Nightwatching

Toward the end of Peter Greenaway's Nightwatching, one of Rembrandt's chief advocates stares at the masterpiece "The Nightwatch" and wonders what exactly he's looking at. "Is it an epic or a satire," he thinks aloud, pacing in circles around the painter as he deconstructs the work and takes his side. It's a question for Rembrandt as much as it is for Greenaway, whose early works are like filmic mock-heroics, refined and sophisticated and precisely arranged movies about what can't be refined away: the lust for flesh and for power; the vanity and arrogance of fighting to order a decaying world; and the weird destructive attraction to the drama of decay. Within flat sidelong compositions and precisely drawn, precisely framed symmetries, between painterly daubs of light and shadow, Greenaway's characters barter their bodies and their talents, passing off their fetishes for affectations as they worm their way into society or fall way out of it. Though his work doesn't attack contemporary mores in a directly satirical way, it has that subversive form and wit.
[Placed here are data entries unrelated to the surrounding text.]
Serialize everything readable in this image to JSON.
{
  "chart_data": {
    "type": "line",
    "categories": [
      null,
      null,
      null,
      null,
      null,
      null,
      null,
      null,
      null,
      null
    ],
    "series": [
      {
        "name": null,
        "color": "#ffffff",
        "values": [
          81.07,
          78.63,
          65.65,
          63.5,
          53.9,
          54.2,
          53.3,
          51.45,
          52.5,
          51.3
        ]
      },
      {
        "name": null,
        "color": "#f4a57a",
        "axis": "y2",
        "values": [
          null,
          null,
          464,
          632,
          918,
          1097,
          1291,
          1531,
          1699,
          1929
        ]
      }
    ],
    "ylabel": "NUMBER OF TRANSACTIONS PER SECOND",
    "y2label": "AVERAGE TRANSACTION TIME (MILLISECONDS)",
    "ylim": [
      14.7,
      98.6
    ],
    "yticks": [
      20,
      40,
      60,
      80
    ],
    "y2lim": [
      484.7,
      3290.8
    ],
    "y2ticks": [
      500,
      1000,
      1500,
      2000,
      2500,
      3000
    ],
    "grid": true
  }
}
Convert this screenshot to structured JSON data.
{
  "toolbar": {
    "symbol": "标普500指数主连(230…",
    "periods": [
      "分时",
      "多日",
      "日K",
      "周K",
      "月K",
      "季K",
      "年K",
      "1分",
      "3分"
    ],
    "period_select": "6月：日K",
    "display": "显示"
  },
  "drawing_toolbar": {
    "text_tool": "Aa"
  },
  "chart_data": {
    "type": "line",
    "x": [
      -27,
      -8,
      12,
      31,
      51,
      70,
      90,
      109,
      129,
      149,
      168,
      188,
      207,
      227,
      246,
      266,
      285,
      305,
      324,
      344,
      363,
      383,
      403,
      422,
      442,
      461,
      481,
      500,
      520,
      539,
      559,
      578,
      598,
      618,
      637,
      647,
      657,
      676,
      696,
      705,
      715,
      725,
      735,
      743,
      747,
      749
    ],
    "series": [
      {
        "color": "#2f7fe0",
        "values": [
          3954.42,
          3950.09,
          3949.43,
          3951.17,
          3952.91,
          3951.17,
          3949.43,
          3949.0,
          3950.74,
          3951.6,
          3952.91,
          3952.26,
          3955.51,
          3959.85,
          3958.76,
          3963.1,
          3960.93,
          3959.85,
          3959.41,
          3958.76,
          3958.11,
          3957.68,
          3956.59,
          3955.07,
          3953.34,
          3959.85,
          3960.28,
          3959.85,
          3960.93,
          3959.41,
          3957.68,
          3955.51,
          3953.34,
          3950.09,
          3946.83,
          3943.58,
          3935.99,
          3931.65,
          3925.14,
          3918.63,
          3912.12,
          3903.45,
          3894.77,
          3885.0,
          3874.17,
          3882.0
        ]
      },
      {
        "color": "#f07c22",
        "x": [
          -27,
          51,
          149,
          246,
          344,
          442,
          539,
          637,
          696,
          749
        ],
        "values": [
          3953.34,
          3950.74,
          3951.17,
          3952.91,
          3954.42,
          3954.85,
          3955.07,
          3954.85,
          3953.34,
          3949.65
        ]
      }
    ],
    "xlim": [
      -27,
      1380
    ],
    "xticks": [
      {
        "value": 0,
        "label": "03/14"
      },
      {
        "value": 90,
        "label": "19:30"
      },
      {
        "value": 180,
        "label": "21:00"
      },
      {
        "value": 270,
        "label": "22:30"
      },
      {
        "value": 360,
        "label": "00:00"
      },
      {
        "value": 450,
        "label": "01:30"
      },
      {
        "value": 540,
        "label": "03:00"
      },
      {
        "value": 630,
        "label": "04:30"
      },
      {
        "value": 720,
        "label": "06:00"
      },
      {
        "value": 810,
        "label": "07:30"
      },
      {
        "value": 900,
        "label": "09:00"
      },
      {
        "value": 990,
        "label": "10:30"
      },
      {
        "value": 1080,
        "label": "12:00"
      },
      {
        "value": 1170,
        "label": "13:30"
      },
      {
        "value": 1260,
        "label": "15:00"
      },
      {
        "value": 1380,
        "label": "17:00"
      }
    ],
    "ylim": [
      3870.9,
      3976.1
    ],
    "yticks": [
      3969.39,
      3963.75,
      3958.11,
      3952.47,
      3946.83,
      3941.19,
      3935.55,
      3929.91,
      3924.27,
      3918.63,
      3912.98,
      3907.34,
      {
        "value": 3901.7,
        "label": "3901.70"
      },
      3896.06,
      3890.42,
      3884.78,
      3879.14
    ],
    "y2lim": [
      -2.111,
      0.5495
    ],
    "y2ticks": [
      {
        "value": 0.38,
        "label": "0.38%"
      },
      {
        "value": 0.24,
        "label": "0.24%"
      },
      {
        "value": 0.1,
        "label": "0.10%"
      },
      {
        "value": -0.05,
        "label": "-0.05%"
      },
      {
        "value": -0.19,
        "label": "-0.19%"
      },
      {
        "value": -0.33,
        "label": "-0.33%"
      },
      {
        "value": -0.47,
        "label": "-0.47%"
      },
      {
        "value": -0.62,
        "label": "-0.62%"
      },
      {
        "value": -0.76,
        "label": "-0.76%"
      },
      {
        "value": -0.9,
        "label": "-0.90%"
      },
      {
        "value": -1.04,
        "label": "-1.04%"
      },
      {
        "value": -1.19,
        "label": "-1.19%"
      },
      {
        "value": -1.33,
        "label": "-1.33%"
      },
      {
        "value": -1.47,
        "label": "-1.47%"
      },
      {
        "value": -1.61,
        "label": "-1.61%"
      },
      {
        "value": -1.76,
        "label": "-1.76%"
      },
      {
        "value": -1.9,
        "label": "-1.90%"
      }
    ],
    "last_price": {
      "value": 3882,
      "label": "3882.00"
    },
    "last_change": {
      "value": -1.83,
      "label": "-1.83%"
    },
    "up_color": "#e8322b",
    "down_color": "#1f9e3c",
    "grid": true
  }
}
In both his direction and his narratives Greenaway frames the low within the high.

 

The director finds within Rembrandt the rare hero he can sympathize with, an outsider happy to be there, amused with the oblique angles he's reduced to and hiding like a sniper. Commissioned to paint the group portrait of a self-aggrandizing military brigade, the painter slowly realizes his subjects are a lot of criminals -- murderers, rapists, pederasts and pimps who've "never fired a shot in anger," but only for gain. Despicable to him to begin with, the mounting atrocities compel Rembrandt to expose his patrons. Instead of rows of faces, Rembrandt's painting presents a conspicuous spectacle full of motion and noise, a drama of light and shadow. Guns fire, arms reach, bodies twist; dressed in white and dwarfish in proportions a young girl ducks for cover, her twisted face crying. Each gesture is a clue, the whole of it code, all the crimes secretly told in the painting. Gross though they are the patrons aren't idiots. They praise the painting just enough so no one suspects scandal when it's quickly taken down; secretly they take an oath to ruin the painter's reputation and career.

 

When the painting is finally unveiled, Greenaway repeatedly cuts from his own compositions to Rembrandt's, letting the painter's work fill the frame and attack its edges. It's here the critic questions his friend's ambitions, in a lengthy speech that comments on and extends over both types of image, both filled with self-conscious actors self-consciously posed; staged wars of light and shadow; weird symbols whose meanings only the artists fully understand. In seamless transitions between the painted and living image Greenaway points the comments both ways. Though the question's about satire it's not Greenaway's (or Rembrandt's) ideas that hit you; it's the strange sensual power of the images. Like Rembrandt, Greenaway seems to understand both darkness and light in a special way; he's able to catch it and keep it in dark bowls of smoke that float in place, so they look more like watery reflections than light itself. The glow isn't only for the sake of the satire. It's for the sake of the shadows that would be mere darkness without it -- it's for the beauty of the image and for the pleasure of making that beauty. Even if you don't like Greenaway's message it's hard to dismiss the exquisite, precise frames he crafts around it.

 

Given the incredibly limited distribution of his recent work it seems most critics and studios have indeed dismissed Greenaway. Don't make their mistake. Much like the Rembrandt we see at the end of the movie, the quality of Greenaway's work is all but unchanged; it's the quality of taste that's different. Though waking from nightmare and wrapped up in his lovers' arms in the movie's closing moments the painter is fully Greenaway's, their obsessions completely shared; both turned on by a tongue on a wound and fascinated by miles and miles of painted darkness; both making art for no audience, but only for the pleasure.  

 

The strange sadness you feel should be for Greenaway.